Potts finds this argument frustrating. In a 2003 paper on Catholicism and fertility treatment appearing in the journal Conscience, which is published by the organization Catholics for a Free Choice, Potts laid out what he perceived to be an area of illogic and contradiction in the Church’s stance.

The Catholic Church, Potts notes, does allow the destruction of embryos in certain situations. For instance, if a mother develops an ectopic pregnancy — an often fatal condition in which an embryo develops in the fallopian tubes or abdomen instead of in the uterus — termination is permitted. Potts wrote:

Attempts are made to justify surgery to abort an ectopic pregnancy on the grounds that the Fallopian tube is diseased, but some ectopic embryos can go to term and produce a viable child. We can agree that in certain circumstances the life of the embryo may be terminated, showing that conservative and liberal interpretations of early embryonic life are divided by statistics, not by moral absolutes.

Potts argues that the Vatican, by determining when it is and is not acceptable to destroy an embryo, based on statistics, leaves the realm of morality and makes a scientific argument — except without any science. Rather, it is a scientific argument founded in statements about morality. (More on Time.com: Building a Brighter Kid: Consider IVF)

A further complication, Potts argues, is the mistaken notion that humans must relinquish moral judgments to God:

Daniel Callahan, the Catholic ethicist, gave a twentieth century gloss to [St Augustine’s] ancient tradition when he wrote, “To say, for instance, that God forbids the taking of ‘innocent’ life while conceding — as I think we must — that it is left up to a man to define what an innocent life is, is to fail to see that the only possible meaning this rule can have is the meaning human beings choose to give it . . . To place the solution to these problems in the hands of God is to misjudge God’s role and misuse human reason and freedom.”
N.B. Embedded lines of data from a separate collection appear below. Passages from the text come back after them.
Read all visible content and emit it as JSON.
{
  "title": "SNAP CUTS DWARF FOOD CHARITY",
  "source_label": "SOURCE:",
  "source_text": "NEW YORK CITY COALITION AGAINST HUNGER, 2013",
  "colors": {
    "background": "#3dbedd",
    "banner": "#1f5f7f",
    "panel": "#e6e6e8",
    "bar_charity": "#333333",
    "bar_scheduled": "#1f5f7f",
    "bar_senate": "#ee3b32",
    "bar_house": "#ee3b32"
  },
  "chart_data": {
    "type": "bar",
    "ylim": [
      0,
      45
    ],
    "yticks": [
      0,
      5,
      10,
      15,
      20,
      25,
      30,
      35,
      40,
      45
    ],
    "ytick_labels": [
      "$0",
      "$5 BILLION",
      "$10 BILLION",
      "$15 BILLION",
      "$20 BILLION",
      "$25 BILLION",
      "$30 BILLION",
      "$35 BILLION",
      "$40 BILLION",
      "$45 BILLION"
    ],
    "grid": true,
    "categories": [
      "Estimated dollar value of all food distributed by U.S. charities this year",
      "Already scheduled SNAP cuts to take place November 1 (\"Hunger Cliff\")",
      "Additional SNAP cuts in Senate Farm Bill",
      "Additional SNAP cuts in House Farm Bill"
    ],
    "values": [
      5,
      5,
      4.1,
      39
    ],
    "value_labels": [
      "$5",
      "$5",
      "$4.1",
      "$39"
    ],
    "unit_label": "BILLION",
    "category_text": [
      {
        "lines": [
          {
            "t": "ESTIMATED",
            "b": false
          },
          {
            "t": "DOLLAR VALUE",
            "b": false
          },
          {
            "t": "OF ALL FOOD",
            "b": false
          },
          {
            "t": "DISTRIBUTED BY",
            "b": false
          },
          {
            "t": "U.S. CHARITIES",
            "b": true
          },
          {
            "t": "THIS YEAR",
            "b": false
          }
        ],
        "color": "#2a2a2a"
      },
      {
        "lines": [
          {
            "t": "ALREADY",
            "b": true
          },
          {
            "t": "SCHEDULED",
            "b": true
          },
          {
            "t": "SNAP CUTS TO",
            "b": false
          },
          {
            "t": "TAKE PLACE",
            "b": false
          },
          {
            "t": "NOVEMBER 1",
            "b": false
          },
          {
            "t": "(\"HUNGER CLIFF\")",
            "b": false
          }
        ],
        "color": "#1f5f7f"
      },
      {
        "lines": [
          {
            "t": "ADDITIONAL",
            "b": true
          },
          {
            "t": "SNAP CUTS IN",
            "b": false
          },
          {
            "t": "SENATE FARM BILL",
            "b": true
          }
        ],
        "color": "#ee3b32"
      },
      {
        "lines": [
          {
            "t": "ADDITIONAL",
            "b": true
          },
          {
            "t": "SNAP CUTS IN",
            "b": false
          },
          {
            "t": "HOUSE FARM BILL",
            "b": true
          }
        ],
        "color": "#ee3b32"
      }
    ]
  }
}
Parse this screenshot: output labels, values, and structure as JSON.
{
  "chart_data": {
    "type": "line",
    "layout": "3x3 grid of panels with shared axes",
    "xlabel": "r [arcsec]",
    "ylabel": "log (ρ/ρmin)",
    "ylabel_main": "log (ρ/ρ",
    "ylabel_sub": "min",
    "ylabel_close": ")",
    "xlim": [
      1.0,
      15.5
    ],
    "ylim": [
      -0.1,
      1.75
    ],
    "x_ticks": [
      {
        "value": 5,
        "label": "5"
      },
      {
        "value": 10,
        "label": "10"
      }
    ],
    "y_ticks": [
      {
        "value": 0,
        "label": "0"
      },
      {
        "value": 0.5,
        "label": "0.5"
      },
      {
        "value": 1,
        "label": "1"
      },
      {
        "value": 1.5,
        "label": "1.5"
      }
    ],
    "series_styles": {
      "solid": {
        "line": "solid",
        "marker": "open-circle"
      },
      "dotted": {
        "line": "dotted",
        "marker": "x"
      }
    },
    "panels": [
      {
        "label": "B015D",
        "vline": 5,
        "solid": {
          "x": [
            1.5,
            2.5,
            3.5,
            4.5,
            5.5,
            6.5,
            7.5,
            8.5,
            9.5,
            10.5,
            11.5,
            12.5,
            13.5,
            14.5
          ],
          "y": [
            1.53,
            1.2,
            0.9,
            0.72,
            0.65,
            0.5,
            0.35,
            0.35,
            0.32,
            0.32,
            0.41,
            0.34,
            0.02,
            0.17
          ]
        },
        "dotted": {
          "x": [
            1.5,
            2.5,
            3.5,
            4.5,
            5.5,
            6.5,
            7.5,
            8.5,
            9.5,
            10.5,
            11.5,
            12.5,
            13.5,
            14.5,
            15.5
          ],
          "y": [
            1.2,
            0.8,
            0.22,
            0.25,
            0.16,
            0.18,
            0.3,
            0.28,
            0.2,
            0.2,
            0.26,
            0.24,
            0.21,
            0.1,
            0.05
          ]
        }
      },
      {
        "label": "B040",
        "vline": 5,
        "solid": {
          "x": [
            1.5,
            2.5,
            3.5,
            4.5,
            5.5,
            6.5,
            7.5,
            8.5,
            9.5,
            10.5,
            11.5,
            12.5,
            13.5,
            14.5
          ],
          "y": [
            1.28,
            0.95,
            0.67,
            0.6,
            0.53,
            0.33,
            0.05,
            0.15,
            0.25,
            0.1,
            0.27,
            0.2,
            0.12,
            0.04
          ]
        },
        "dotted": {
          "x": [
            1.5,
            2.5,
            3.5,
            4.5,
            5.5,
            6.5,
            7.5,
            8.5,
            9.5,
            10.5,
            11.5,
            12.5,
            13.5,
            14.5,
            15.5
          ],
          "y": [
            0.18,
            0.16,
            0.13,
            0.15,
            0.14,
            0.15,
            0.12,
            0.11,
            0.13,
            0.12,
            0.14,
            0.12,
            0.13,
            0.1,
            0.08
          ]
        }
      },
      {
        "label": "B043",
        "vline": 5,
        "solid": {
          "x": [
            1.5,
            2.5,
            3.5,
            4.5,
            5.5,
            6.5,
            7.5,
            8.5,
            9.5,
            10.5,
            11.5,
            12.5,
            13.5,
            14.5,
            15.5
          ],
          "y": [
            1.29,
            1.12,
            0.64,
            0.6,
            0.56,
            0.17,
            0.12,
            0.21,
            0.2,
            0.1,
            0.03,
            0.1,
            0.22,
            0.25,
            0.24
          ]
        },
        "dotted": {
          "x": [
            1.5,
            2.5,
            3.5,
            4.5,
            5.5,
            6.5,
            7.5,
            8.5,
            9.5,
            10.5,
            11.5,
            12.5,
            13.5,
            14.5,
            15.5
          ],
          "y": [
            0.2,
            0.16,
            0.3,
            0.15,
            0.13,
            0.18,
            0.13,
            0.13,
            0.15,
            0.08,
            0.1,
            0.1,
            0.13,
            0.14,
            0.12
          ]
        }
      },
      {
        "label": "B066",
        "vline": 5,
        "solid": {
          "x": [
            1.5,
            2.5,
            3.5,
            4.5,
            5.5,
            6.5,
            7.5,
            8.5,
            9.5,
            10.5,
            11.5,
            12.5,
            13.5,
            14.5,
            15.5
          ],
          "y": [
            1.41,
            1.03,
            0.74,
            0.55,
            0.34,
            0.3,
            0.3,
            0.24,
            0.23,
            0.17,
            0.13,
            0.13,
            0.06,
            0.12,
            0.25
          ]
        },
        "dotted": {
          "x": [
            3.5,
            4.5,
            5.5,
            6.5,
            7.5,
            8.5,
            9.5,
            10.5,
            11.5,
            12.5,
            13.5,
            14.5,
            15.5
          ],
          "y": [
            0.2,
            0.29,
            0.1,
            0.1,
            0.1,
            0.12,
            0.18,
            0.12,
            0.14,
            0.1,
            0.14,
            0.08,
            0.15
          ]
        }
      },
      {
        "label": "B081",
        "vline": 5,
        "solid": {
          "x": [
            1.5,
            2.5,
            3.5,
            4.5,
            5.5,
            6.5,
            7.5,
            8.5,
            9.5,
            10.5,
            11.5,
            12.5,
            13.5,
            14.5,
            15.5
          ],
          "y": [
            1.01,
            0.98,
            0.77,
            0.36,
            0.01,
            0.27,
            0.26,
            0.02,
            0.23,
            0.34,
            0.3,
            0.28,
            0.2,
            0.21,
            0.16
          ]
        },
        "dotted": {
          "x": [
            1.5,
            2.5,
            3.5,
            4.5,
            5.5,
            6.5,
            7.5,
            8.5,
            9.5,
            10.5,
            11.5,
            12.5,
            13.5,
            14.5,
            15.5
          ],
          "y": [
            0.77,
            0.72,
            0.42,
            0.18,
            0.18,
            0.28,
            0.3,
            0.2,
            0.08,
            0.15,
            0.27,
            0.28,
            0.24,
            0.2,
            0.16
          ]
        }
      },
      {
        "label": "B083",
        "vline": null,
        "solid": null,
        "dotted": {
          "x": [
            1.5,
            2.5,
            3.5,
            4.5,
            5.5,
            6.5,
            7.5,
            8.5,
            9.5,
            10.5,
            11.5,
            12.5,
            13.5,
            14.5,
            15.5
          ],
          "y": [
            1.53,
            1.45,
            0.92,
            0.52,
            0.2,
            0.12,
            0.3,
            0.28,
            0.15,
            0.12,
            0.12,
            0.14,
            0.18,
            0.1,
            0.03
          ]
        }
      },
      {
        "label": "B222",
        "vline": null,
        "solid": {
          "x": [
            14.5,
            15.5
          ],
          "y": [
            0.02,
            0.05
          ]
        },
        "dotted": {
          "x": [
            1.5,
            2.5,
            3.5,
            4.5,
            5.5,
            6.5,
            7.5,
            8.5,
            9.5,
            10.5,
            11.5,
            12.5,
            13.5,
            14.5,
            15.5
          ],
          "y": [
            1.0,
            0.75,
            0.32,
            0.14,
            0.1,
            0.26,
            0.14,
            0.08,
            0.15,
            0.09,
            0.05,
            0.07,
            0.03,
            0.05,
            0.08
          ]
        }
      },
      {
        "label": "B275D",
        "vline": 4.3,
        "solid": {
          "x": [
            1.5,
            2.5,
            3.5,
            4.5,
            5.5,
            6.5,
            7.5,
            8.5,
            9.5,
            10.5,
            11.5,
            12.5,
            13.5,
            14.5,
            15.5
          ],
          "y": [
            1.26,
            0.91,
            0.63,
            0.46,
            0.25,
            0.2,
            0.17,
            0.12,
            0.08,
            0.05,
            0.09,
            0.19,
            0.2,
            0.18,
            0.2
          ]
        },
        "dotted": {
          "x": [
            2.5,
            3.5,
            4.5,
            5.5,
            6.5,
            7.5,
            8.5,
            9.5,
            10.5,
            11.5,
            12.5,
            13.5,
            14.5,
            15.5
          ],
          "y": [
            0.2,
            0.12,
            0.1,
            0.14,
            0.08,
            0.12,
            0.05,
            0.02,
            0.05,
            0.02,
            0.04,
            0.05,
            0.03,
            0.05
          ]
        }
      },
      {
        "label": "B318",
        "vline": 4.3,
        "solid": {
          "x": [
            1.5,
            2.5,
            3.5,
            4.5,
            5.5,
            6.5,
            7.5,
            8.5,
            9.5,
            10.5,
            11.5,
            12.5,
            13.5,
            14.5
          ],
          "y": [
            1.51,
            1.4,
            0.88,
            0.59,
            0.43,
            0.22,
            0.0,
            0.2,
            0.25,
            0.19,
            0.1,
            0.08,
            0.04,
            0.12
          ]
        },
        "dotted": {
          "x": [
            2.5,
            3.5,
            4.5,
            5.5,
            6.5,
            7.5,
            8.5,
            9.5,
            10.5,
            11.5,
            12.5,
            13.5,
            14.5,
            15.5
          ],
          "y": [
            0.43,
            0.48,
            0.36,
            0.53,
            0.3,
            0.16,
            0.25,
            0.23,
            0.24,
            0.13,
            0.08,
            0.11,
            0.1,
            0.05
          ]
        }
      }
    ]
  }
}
Despite Papal objections to IVF, use of the technique has continued to grow: the Centers for Disease Control and Prevention (CDC) reports that the use of artificial reproductive technologies has increased by nearly 75% in the past 10 years.

For the many Catholic couples who have discovered the joy of children through IVF, perhaps the celebration of Edwards’ Nobel win around the world offers an added measure of absolution.